I want to monitor system bus utilization to see if it's already saturated, since this machine FSB is 3.2GB/s, while the IPF machine is 6.4GB/s.
How can I achieve that with vtune(or other tools if applicable)? Seems I can use event based sampling. I found the Xeon CPU tends to be 'Pentium 4 with SSE3' in vtune 7.2 trial, thus what are the system bus events might show value to me? I catched 'Bus accesses from the processor', if it equals to 'n', since this x86 bus data width is 64bit(8 Byte), the bus transfer rate = n / (samping seconds) * 8 [Byte/s] right? Thus it get only ~100 MB/s.
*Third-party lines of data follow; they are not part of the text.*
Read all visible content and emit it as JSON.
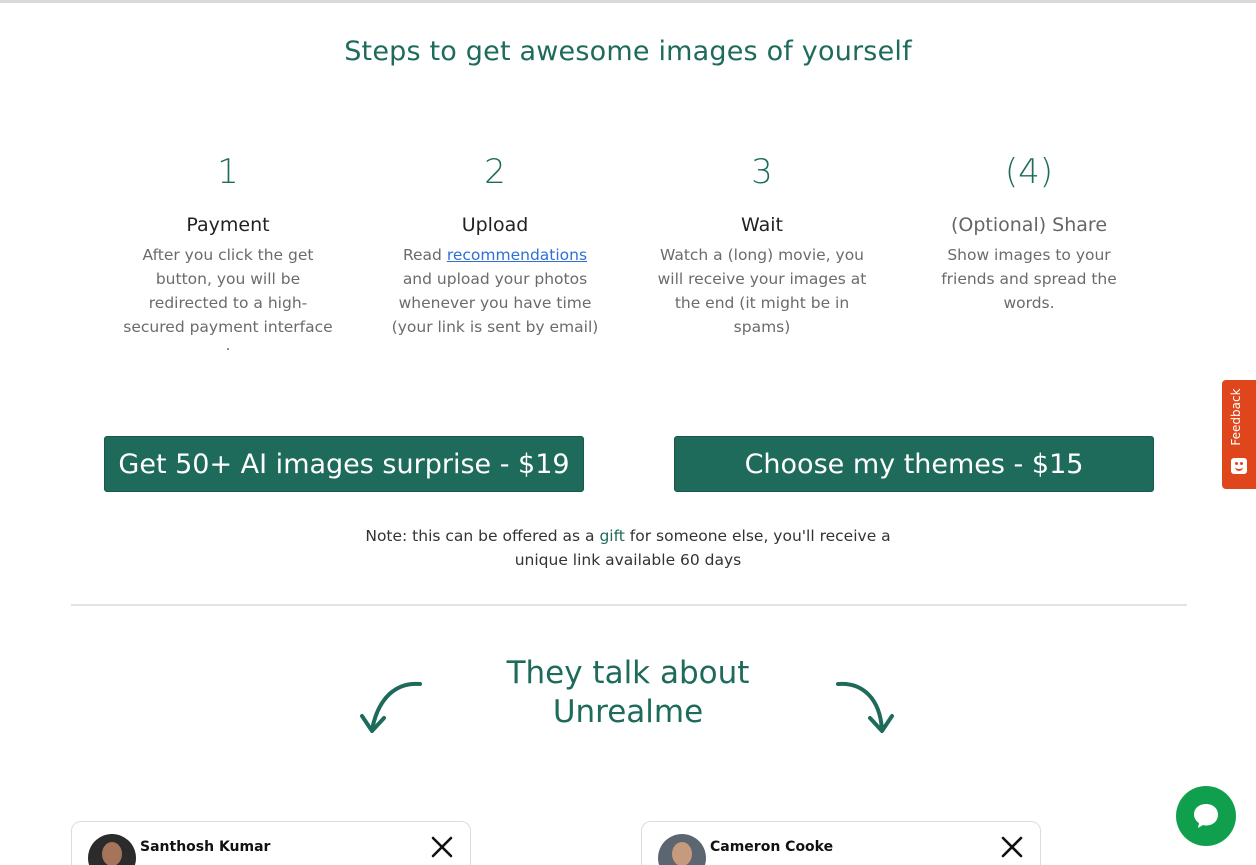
{
  "main": {
    "title": "Steps to get awesome images of yourself",
    "steps": [
      {
        "number": "1",
        "name": "Payment",
        "desc_lines": [
          "After you click the get",
          "button, you will be",
          "redirected to a high-",
          "secured payment interface",
          "."
        ]
      },
      {
        "number": "2",
        "name": "Upload",
        "desc_prefix": "Read",
        "desc_link": "recommendations",
        "desc_lines": [
          "and upload your photos",
          "whenever you have time",
          "(your link is sent by email)"
        ]
      },
      {
        "number": "3",
        "name": "Wait",
        "desc_lines": [
          "Watch a (long) movie, you",
          "will receive your images at",
          "the end (it might be in",
          "spams)"
        ]
      },
      {
        "number": "(4)",
        "name": "(Optional) Share",
        "desc_lines": [
          "Show images to your",
          "friends and spread the",
          "words."
        ]
      }
    ],
    "buttons": {
      "surprise": "Get 50+ AI images surprise - $19",
      "themes": "Choose my themes - $15"
    },
    "note": {
      "before": "Note: this can be offered as a",
      "gift": "gift",
      "after": "for someone else, you'll receive a",
      "line2": "unique link available 60 days"
    }
  },
  "testimonials": {
    "title_line1": "They talk about",
    "title_line2": "Unrealme",
    "cards": [
      {
        "name": "Santhosh Kumar"
      },
      {
        "name": "Cameron Cooke"
      }
    ]
  },
  "widgets": {
    "feedback_label": "Feedback"
  },
  "colors": {
    "brand": "#1e6b5c",
    "feedback": "#e0461b",
    "chat": "#10a04d",
    "link": "#2f6fd6"
  },
  "icons": [
    "arrow-curve-left-icon",
    "arrow-curve-right-icon",
    "x-logo-icon",
    "feedback-smile-icon",
    "chat-icon"
  ]
}
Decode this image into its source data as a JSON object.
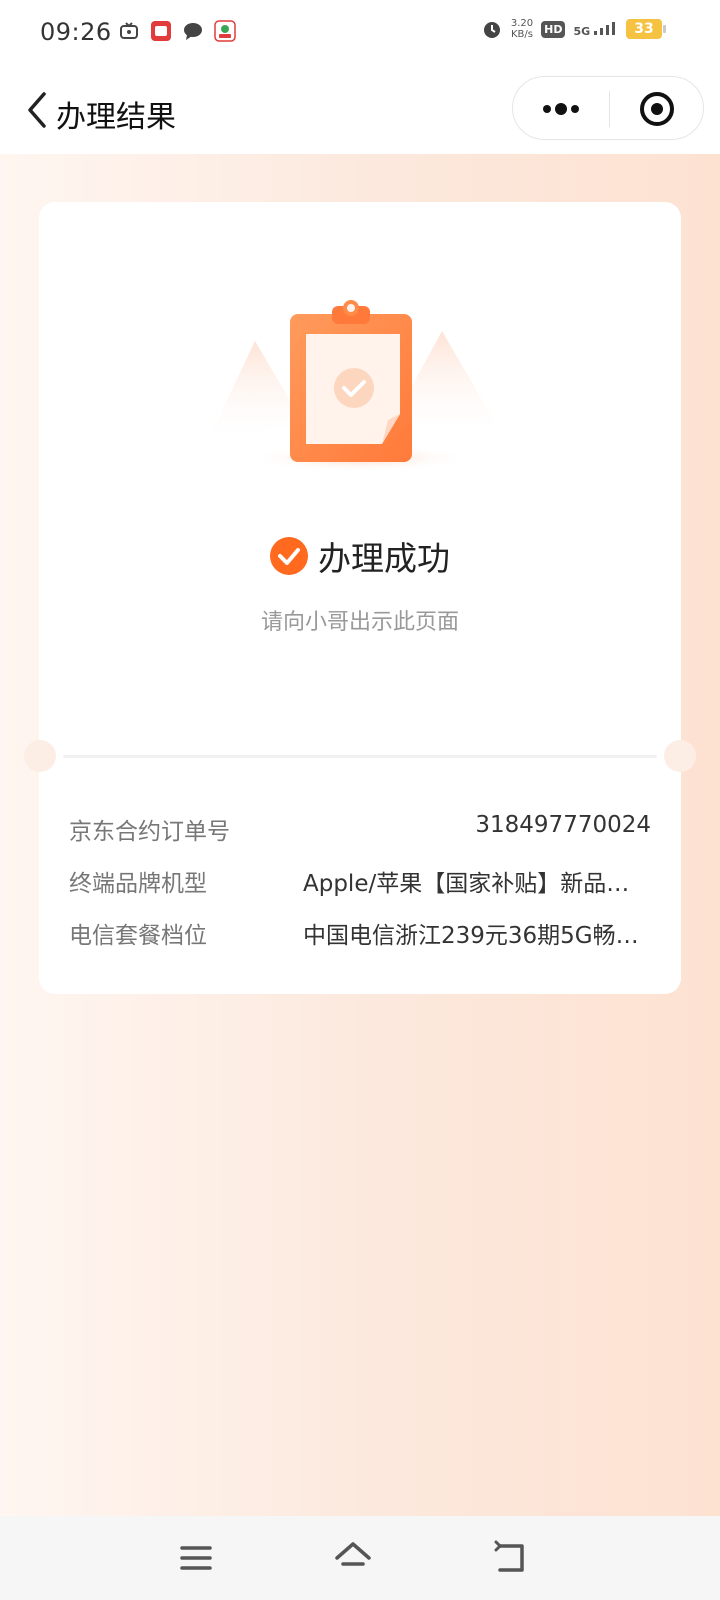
{
  "status_bar": {
    "time": "09:26",
    "net_speed_value": "3.20",
    "net_speed_unit": "KB/s",
    "hd": "HD",
    "network": "5G",
    "battery": "33"
  },
  "nav": {
    "title": "办理结果",
    "icons": [
      "chevron-left-icon",
      "more-dots-icon",
      "target-close-icon"
    ]
  },
  "result": {
    "status": "办理成功",
    "hint": "请向小哥出示此页面"
  },
  "details": [
    {
      "label": "京东合约订单号",
      "value": "318497770024"
    },
    {
      "label": "终端品牌机型",
      "value": "Apple/苹果【国家补贴】新品…"
    },
    {
      "label": "电信套餐档位",
      "value": "中国电信浙江239元36期5G畅…"
    }
  ],
  "colors": {
    "accent": "#ff6a1f",
    "background_gradient_start": "#fff6f1",
    "background_gradient_end": "#fde2d2"
  },
  "system_nav": {
    "icons": [
      "menu-icon",
      "home-icon",
      "back-icon"
    ]
  }
}
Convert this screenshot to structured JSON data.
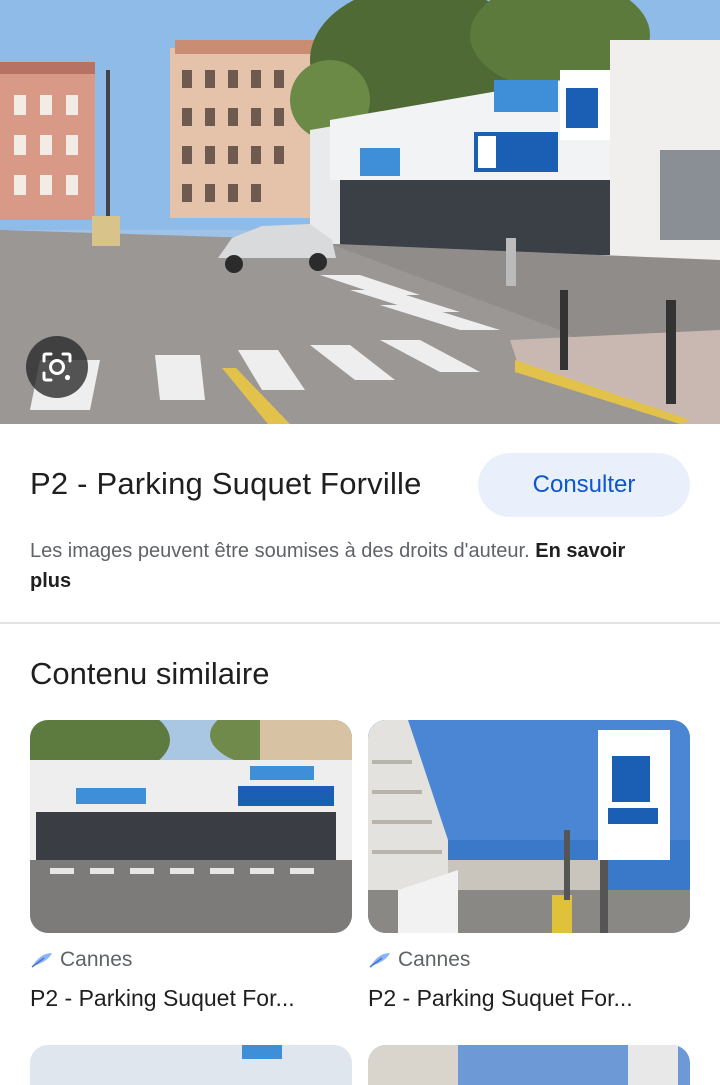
{
  "hero": {
    "lens_icon": "lens-search-icon"
  },
  "result": {
    "title": "P2 - Parking Suquet Forville",
    "consult_label": "Consulter",
    "copyright_text": "Les images peuvent être soumises à des droits d'auteur.",
    "learn_more": "En savoir plus"
  },
  "similar": {
    "heading": "Contenu similaire",
    "cards": [
      {
        "source": "Cannes",
        "source_icon": "feather-icon",
        "title": "P2 - Parking Suquet For..."
      },
      {
        "source": "Cannes",
        "source_icon": "feather-icon",
        "title": "P2 - Parking Suquet For..."
      }
    ]
  },
  "colors": {
    "accent": "#0b57d0",
    "button_bg": "#e9f0fb",
    "secondary_text": "#5f6368",
    "parking_blue": "#1a5fb4"
  }
}
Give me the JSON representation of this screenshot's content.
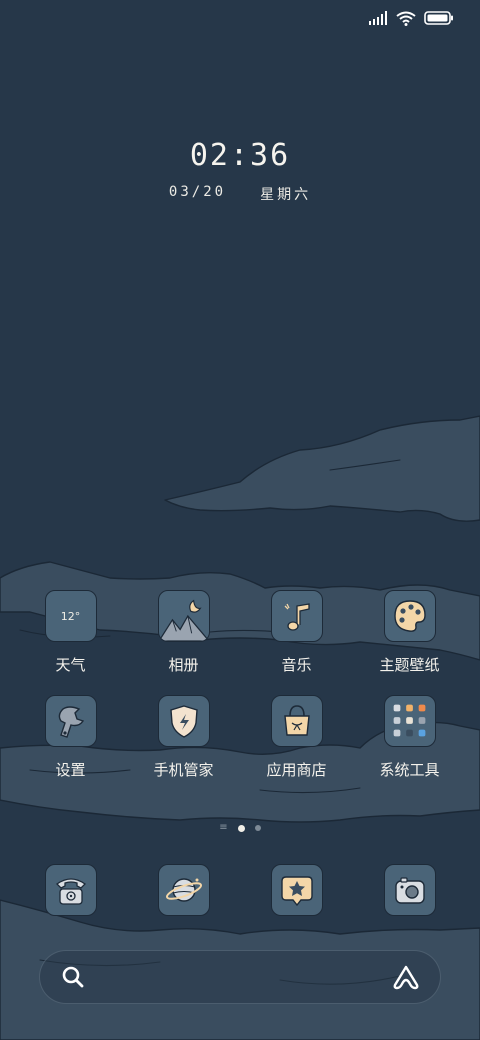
{
  "status_bar": {
    "signal": "signal-bars-icon",
    "wifi": "wifi-icon",
    "battery": "battery-icon"
  },
  "lockclock": {
    "time": "02:36",
    "date": "03/20",
    "weekday": "星期六"
  },
  "apps": [
    {
      "label": "天气",
      "icon": "weather-icon",
      "text": "12°"
    },
    {
      "label": "相册",
      "icon": "gallery-icon"
    },
    {
      "label": "音乐",
      "icon": "music-icon"
    },
    {
      "label": "主题壁纸",
      "icon": "palette-icon"
    },
    {
      "label": "设置",
      "icon": "wrench-icon"
    },
    {
      "label": "手机管家",
      "icon": "shield-icon"
    },
    {
      "label": "应用商店",
      "icon": "shopping-bag-icon"
    },
    {
      "label": "系统工具",
      "icon": "folder-icon"
    }
  ],
  "page_indicator": {
    "pages": 2,
    "current": 1
  },
  "dock": [
    {
      "icon": "phone-icon"
    },
    {
      "icon": "browser-planet-icon"
    },
    {
      "icon": "messages-icon"
    },
    {
      "icon": "camera-icon"
    }
  ],
  "search": {
    "left_icon": "search-icon",
    "right_icon": "assistant-icon"
  },
  "colors": {
    "background": "#263749",
    "cloud": "#3c4f61",
    "icon_bg": "#4a6478",
    "text": "#f4f2ec"
  }
}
By the way, 'Clockticks' event means All 4 cpus summarized clocks that CPU not in Halt state right? Name it for 'm', Does it mean I can calculate Busy CPU Hz with the equation:
CPU_BUSY_CYCLEs = m / (samping seconds)
Where can I get more informations about the indications of events I get from Vtune? That means, what and how I can get calculate with these events.
Thx a lot.
Here's some info we got the last time someone asked for measuring bus bandwidth. It is offered "as-is". That is, don't ask me to explain it, cuz I can't!
Here it is digested for the read case, which is more relevant to performance tuning. For the load and store case you would replace the following events:
Bus Reads Underway From The Processor -> Bus Accesses Underway From The Processor
Reads From The Processor -> Bus Accesses From The Processor
The peak bandwidth for an Intel Pentium 4 processor with an 800 MHz FSB is:
64 bits/sec * 1byte/8bits * 800 cycles/sec = 6.4G bytes/second
To measure consumed memory read bandwidth for Write Back cacheable memory on a 2GHz processor we would measure using VTune analyze:
(Reads From The Processor * 64 bytes * 3G cycles/sec) / (Bus Reads Underway From The Processor with compare bit set)
Breaking this down gives:
Number of bytes the workload read from memory:
Reads From The Processor (read transactions) * 64 bytes/transaction = read bytes all transactions
Average number of seconds that read transactions are underway on the bus:
Bus Reads Underway From The Processor with compare bit set (transactions cycles) / 3G cycles/sec = transactions sec
HINT: Use VTune analyzer to edit the Bus Reads Underway From The Processor event and set the compare bit in the edit event dialog.